Bio-based fuels have emerged as an alternative to bio-based diesel, but the challenge has come with developing a fuel that won’t require major changes to engines or exhaust systems. Perhaps more importantly, they need to address logistics: how can the fuel be delivered, handled, and stored? The best answer may have already arrived in the form of HVO. For data centers, HVO represents one of the cleanest fuels on the market and the best option for a renewable diesel alternative—and many have already taken notice. Earlier this year Compass announced it will move to HVO for all onsite generators, and Kao Data has already done so. Equinix has begun implementing HVO usage, as has Digital Realty and maybe the biggest player of all, Microsoft.

Making The Switch to HVO

The main reason data centers are adopting HVO? Emissions. Overall carbon dioxide emissions can be reduced up to 90% compared to conventional diesel. Other emissions—like sulfur, nitrogen oxide, carbon monoxide, and particulate matter—are also greatly reduced. Cleaner emissions will only become more important in the future, as legislators become increasingly strict on companies decarbonizing their operations.
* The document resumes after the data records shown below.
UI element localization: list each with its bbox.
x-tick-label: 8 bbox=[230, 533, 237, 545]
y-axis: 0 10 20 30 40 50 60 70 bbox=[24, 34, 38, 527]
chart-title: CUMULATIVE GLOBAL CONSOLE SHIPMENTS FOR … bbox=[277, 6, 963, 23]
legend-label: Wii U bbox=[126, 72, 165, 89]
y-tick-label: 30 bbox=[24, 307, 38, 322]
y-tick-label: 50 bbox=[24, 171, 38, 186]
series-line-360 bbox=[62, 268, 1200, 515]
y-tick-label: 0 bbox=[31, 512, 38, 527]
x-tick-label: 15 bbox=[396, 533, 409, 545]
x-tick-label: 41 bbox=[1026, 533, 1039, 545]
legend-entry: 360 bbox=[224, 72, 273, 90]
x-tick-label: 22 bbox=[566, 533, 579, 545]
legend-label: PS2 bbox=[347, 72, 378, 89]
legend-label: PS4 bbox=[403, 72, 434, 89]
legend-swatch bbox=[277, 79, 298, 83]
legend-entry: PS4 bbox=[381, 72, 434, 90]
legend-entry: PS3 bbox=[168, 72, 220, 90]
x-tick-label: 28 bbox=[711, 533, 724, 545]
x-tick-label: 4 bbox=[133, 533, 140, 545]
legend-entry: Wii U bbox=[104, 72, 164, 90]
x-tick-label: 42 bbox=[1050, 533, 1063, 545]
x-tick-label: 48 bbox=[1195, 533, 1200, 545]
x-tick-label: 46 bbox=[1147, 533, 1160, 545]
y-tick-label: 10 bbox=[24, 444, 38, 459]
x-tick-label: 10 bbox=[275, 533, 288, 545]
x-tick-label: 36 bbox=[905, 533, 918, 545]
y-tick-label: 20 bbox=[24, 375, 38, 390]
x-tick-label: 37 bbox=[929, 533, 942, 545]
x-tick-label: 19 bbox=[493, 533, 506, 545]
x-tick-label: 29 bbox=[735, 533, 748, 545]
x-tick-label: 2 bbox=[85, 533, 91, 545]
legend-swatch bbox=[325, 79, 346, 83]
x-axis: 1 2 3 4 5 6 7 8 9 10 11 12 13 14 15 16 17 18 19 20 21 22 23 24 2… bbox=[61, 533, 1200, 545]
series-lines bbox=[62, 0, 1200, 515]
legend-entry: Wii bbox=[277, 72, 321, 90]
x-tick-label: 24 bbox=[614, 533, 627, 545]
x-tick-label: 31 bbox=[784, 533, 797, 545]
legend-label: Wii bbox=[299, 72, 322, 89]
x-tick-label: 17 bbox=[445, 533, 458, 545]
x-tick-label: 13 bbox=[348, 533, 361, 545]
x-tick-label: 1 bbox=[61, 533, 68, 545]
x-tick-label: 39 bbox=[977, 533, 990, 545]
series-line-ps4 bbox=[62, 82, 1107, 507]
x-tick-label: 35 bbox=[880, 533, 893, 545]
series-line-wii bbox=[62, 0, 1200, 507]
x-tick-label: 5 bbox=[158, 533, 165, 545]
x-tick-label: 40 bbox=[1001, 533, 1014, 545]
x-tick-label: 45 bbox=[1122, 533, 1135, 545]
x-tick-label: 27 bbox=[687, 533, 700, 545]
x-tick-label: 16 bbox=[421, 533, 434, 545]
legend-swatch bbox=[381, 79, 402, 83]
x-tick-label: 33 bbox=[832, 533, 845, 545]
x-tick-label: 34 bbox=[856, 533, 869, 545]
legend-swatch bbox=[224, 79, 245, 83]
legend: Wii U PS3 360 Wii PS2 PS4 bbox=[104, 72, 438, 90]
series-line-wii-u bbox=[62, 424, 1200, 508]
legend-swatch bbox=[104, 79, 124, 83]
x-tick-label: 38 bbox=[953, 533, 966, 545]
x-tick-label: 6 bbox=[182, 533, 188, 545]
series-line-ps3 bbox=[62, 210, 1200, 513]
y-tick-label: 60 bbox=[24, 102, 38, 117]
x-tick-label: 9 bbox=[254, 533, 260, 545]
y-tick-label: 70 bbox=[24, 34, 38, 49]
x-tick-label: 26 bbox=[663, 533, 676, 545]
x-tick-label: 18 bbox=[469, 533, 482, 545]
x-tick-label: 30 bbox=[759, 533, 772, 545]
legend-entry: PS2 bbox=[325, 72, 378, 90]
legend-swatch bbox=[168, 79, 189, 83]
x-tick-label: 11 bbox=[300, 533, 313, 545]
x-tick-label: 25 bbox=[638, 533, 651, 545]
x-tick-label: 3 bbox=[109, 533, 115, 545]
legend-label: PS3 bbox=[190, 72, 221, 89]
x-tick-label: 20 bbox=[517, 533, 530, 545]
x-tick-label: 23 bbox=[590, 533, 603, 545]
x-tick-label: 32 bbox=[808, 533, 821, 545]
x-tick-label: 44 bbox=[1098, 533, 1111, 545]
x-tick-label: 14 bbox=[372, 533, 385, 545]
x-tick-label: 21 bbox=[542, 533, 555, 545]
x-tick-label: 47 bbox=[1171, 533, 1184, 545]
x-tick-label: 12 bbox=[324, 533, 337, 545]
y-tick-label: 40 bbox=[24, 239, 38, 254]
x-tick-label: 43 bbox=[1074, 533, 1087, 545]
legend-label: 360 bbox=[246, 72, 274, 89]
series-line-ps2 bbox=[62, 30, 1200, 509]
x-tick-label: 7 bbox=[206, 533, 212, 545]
Luckily for data centers, the changeover to HVO can be quick and easy with generators like Kohler’s. Not only is a special generator not required, no modification or upgrade of any kind is needed to start using HVO. It can be used pure or blended in any combination, with no changes to any warranty conditions, software, or maintenance schedule. Everything is already fully approved for implementation right away.

If the search for a replacement renewable energy source, HVO appears ready to emerge as a significant market solution. The benefits to data center backup power are considerable, and the ability to use existing generators make the switch easy. If the trend continues, HVO may not just be on the data center radar, it might be right in the middle of it.